Ein neuer Lebensmittelladen lässt auf sich warten. SPD-Politiker wollen eine Übergangslösung. Seit der Nah und Gut dicht gemacht hat, haben insbesondere Ältere Menschen keinen zu Fuß erreichbaren Lebensmittelladen mehr zur Verfügung.

Stadtleben und Stadtkultur : Alexandra Kratz (atz)
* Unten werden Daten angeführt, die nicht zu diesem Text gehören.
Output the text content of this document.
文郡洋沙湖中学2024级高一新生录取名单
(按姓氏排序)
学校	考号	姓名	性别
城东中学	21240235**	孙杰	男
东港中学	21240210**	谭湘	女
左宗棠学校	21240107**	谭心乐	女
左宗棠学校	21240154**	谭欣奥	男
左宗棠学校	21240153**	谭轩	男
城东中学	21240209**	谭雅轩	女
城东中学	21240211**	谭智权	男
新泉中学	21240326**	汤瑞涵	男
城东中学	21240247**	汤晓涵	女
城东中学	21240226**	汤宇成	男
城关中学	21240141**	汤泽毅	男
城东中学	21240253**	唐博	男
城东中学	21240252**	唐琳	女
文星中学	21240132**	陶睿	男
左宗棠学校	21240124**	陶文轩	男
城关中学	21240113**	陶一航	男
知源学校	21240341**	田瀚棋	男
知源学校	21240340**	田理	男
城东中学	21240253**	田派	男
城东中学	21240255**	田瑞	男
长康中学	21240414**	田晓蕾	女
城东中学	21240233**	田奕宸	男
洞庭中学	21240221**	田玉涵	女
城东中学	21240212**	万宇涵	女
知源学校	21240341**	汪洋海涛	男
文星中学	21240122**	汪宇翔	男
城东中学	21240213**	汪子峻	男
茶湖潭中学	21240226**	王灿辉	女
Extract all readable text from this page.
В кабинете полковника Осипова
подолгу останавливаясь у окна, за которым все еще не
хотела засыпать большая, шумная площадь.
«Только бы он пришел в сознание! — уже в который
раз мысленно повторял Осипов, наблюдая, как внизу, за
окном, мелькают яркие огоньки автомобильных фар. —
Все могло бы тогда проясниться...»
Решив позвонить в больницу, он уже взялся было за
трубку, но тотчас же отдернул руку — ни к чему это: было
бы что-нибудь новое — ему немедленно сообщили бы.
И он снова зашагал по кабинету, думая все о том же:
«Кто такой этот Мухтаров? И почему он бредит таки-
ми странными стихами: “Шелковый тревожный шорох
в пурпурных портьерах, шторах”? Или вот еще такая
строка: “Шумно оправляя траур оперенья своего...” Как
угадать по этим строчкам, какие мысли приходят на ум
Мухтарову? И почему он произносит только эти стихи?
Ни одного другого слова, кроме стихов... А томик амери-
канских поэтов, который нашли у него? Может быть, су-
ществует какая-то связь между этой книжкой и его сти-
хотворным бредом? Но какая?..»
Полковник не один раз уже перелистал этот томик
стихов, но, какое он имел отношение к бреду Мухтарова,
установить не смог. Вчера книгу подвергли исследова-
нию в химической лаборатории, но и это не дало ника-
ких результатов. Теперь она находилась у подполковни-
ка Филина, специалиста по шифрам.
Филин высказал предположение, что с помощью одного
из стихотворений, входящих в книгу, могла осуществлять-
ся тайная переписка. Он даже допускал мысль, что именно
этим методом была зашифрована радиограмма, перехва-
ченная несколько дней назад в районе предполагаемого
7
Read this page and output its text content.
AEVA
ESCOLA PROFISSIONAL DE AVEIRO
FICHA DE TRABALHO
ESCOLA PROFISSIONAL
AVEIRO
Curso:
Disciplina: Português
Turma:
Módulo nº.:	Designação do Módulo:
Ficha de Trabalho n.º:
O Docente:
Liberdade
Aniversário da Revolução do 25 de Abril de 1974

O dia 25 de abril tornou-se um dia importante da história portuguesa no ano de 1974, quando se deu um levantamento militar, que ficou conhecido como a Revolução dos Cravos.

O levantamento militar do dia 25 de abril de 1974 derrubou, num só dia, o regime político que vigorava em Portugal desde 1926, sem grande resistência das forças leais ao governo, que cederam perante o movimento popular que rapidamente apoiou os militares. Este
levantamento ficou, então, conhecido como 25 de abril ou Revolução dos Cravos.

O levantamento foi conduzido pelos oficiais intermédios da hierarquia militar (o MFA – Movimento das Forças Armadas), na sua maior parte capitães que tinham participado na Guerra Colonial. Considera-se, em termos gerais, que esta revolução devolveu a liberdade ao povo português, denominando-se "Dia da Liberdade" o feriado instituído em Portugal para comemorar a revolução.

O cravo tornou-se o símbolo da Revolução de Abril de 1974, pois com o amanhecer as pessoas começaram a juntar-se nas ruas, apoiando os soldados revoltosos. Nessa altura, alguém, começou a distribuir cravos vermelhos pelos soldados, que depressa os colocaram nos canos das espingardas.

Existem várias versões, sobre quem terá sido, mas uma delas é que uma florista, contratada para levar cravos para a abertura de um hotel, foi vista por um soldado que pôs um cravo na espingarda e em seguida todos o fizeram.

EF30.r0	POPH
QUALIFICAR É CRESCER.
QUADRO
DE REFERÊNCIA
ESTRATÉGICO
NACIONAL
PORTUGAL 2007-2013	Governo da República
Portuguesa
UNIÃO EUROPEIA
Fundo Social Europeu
Dürrlewang - Zwei Dinge sind bei Hans Martin Wörners Vortrag am Dienstag in der Awo-Begegnungsstätte deutlich geworden. Zum einen, dass der Kommunalwahlkampf in Stuttgart mittlerweile auf Hochtouren läuft. Zum anderen, dass die Verbesserung der Nahversorgung derzeit das wichtigste politische Thema für die Dürrlewanger ist. Denn seit der Nah und Gut dicht gemacht hat, haben insbesondere die älteren Menschen in der Siedlung keinen Lebensmittelladen mehr, den sie ohne Probleme zu Fuß erreichen könnten.

 

Mit der Nahversorgung war es einst viel besser

Dass das mal ganz anders war, das zeigten die alten Fotos und Geschichten, die Wörner zu Beginn der Veranstaltung unter der Überschrift „Dürrlewang gestern und heute“ präsentierte. Wörner selbst ist Dürrlewanger mit Leib und Seele und sammelt seit Jahren alles, was mit dem Stadtteil zu tun hat. In seinem Vortrag erinnerte er nicht nur daran, wie Dürrlewang vor mehr als 55 Jahren entstand, wie die Neuankömmlinge in der Siedlung von den Menschen als „Zigeuner“ beschimpft wurden und wie lange es gedauert hat, bis man eine eigene Schule hatte. Er zeigte auch, dass das mit der Nahversorgung in dem Stadtteil einst viel besser war. Da gab es nicht nur Bäcker, Metzger und Milchläden, sondern mit dem „Supermarkt“ Golze auch einen der ersten Selbstbedienungsläden überhaupt. Die Jugendlichen konnten ins Kino „Astoria Palast“ gehen, die Frauen im Schuhgeschäft bummeln und die Männer abends in der Kneipe ein Bier trinken.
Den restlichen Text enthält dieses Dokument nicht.